Methods We reviewed the medical notes of 91consecutive patients with PM and DM diagnosed according to the Bohan and Peter criteria. Since the diagnosis each patient have been followed by a standardised protocol. In March-May 2013 all of patients were enrolled in this study with the objective to evaluate a) the disease outcome b) disease activity, c) damage due to disease and treatment d) and the influence of treatment in outcome in the course of the disease.

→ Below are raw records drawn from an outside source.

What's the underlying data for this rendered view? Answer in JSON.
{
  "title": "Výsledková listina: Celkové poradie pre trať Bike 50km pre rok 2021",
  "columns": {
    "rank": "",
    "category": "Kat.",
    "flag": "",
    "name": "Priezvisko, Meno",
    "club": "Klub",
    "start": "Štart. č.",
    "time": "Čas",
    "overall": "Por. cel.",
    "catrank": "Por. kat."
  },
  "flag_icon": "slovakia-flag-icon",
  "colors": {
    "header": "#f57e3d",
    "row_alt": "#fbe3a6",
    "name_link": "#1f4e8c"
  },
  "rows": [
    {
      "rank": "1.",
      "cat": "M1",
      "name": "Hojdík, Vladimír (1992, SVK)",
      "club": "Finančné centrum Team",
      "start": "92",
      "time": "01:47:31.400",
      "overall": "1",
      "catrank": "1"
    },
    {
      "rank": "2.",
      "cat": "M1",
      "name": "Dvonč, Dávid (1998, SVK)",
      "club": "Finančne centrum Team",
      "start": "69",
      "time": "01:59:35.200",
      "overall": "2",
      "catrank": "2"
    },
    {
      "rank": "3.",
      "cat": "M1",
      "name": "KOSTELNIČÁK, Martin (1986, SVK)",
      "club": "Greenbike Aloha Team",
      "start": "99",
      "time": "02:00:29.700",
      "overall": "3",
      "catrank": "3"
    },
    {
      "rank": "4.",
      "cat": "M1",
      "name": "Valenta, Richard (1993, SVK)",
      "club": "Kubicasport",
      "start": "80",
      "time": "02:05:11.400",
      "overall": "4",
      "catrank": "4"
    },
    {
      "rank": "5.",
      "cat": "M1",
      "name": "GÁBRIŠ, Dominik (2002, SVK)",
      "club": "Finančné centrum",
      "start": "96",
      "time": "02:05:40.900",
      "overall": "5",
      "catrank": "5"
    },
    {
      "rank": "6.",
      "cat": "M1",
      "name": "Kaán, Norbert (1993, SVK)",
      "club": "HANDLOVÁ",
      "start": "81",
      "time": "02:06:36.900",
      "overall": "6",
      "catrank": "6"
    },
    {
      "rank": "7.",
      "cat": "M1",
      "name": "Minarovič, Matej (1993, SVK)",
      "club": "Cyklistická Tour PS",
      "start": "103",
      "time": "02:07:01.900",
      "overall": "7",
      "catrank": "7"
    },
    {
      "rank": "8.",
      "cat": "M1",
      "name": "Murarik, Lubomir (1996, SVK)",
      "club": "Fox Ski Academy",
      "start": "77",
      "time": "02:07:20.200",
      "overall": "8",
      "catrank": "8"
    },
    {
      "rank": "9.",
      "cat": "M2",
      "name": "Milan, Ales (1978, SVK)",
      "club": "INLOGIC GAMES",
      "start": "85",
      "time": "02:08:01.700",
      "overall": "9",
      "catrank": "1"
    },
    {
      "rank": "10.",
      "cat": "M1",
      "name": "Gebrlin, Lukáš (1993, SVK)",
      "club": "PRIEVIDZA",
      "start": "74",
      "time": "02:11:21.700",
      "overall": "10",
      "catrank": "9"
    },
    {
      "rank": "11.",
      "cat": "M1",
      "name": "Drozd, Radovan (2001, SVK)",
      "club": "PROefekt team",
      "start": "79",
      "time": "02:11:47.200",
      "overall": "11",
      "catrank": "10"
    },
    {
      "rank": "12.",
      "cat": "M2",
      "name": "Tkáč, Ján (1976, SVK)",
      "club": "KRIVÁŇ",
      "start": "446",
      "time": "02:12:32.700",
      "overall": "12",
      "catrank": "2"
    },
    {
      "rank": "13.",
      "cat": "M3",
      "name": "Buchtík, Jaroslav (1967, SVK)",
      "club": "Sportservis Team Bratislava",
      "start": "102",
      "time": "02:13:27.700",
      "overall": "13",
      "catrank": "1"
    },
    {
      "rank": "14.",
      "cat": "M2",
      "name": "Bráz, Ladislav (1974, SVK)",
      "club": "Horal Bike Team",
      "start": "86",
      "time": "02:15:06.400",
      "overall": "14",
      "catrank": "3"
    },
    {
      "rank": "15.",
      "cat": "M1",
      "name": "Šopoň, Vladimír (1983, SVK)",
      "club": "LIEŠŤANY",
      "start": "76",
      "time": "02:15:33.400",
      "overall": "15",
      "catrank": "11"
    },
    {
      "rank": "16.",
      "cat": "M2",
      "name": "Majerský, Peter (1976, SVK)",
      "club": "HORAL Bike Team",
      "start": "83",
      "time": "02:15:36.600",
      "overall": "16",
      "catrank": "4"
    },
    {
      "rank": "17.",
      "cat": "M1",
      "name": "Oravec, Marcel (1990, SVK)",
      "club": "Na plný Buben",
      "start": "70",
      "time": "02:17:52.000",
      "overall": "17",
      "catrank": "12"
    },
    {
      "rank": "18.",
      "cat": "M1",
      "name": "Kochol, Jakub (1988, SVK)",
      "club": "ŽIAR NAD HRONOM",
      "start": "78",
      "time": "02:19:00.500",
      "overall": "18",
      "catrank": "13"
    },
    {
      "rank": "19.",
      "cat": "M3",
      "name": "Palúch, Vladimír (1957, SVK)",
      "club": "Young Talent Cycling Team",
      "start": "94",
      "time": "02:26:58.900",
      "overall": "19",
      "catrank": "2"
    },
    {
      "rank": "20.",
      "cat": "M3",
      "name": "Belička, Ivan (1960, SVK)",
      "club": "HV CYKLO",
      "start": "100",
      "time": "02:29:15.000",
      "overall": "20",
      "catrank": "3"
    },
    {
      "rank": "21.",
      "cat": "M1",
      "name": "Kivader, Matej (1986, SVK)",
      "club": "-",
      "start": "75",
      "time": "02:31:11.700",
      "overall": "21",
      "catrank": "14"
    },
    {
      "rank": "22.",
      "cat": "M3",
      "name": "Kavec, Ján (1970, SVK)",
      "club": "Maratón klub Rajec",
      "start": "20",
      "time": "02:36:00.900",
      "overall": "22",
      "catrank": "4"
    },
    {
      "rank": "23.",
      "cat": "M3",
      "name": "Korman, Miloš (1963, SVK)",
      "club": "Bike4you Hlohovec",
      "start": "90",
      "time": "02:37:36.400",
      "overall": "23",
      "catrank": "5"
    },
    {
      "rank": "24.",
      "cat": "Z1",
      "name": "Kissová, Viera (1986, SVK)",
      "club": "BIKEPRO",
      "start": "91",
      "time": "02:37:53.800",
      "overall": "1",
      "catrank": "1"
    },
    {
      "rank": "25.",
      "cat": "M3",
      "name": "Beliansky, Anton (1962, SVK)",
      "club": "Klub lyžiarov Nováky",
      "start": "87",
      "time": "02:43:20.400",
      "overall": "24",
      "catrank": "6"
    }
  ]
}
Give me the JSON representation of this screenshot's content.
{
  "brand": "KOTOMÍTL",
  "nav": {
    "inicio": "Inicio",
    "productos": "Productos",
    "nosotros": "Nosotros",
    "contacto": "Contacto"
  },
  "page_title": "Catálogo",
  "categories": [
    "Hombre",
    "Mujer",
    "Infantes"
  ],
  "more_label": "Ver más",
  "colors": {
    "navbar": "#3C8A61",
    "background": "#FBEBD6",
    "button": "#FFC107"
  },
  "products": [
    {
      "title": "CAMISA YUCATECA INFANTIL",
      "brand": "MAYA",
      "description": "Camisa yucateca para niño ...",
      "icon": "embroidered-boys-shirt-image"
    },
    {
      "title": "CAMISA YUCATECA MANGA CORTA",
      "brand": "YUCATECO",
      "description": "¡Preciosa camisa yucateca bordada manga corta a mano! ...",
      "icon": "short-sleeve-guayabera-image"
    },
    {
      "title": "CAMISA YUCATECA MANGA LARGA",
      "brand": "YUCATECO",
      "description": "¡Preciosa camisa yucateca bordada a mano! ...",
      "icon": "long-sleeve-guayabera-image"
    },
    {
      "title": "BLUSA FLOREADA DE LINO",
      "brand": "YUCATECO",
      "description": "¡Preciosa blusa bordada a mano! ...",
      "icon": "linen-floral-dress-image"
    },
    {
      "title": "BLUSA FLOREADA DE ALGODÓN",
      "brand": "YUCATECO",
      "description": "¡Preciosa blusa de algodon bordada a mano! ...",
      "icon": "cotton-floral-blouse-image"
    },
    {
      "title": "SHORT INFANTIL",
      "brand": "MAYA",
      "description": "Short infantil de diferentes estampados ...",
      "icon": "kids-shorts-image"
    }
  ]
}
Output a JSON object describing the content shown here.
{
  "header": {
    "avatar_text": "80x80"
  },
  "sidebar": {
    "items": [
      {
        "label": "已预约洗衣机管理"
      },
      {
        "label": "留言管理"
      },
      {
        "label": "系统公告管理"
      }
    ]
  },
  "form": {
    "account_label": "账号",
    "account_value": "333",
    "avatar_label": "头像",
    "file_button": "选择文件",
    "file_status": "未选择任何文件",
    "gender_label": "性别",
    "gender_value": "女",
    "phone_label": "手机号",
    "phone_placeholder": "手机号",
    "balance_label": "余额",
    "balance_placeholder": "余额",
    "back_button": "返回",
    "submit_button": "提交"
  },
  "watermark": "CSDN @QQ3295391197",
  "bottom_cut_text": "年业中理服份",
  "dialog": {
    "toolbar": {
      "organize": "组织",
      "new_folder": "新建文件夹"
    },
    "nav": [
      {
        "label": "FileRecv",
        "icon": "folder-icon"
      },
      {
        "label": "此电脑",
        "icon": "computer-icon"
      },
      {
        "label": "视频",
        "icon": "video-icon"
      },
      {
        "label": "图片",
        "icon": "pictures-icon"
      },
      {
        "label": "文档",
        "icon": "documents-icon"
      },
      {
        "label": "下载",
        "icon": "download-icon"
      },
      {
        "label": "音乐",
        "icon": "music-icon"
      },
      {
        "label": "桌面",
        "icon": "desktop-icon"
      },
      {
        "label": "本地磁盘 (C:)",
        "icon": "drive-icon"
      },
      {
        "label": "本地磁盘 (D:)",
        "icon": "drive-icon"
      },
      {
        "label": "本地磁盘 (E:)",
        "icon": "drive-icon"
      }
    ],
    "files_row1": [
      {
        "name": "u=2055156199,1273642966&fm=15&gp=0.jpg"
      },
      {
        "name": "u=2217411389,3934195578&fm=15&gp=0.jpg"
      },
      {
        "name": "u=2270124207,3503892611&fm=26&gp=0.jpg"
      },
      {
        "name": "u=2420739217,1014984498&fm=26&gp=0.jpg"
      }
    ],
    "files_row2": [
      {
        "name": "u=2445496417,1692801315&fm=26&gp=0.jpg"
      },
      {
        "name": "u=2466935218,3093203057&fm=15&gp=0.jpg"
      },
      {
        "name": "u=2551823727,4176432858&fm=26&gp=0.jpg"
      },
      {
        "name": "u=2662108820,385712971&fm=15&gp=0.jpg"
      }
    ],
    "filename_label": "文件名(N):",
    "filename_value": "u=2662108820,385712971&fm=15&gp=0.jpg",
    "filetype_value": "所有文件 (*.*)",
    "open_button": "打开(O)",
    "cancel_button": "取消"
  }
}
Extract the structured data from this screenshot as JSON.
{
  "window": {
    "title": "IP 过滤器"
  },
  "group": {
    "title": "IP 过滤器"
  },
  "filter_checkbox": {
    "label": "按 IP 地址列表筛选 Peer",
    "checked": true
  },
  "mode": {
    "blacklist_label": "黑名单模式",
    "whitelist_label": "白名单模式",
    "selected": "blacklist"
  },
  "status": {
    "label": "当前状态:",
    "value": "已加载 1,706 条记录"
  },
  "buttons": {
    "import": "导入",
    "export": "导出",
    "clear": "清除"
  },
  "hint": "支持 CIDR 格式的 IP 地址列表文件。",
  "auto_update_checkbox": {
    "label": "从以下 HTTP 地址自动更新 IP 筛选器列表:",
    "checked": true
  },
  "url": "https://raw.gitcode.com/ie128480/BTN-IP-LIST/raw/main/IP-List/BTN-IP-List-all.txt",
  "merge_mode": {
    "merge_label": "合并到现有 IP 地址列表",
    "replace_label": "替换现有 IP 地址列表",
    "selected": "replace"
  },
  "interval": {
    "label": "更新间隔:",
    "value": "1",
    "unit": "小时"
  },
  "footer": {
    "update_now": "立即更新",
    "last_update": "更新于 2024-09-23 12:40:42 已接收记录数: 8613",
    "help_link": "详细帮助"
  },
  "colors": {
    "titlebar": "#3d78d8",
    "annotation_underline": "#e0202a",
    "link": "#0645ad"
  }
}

Results The series comprised 91 subjects with either PM (43) or DM (48) (Table 1). Myogenic abnormalities were detected by EMG in all of the cases, whereas muscle biopsy confirmed the diagnosis in 78% of the cases. All patients were treated with glucocorticoids. 72 patients (78%) received one (n=18) or more (n=31) agents, such as immunosuppressants, IVIg (in 39 patients), SCIg (n=18). Twenty-two patients (24%) (12F =55%; mean age 66 years) died after a mean follow-up of 91±84 months. According to the age-adjusted Cox regression model, male sex and a high MITAX value at the onset significantly correlate with mortality [HR =2.4, 95% CI =1.0 to 5.6 and HR =1.5 (95% CI =1.1 to 2.1), respectively]. Kaplan-Meyer estimates higher mortality for patients treated with corticosteroids or with corticosteroids and immunosuppressants as compared to patients treated with IVIG and/or SCIg (LR test p-value =0.3). Five-, 10- and 15-year survivals were higher in patients treated with immunoglobulin as compared with those treated with glucocorticoids or glucocorticoids plus immunosuppressants (p<0.08,0.1 and 0.06,respectively).
Conclusions PM and DM represent complex systemic disorders with a high rate of mortality. Patients initially treated with glucocorticoids and/or immunosuppressants had poorer outcome as compared with those treated with immunoglobulin (IV or SC).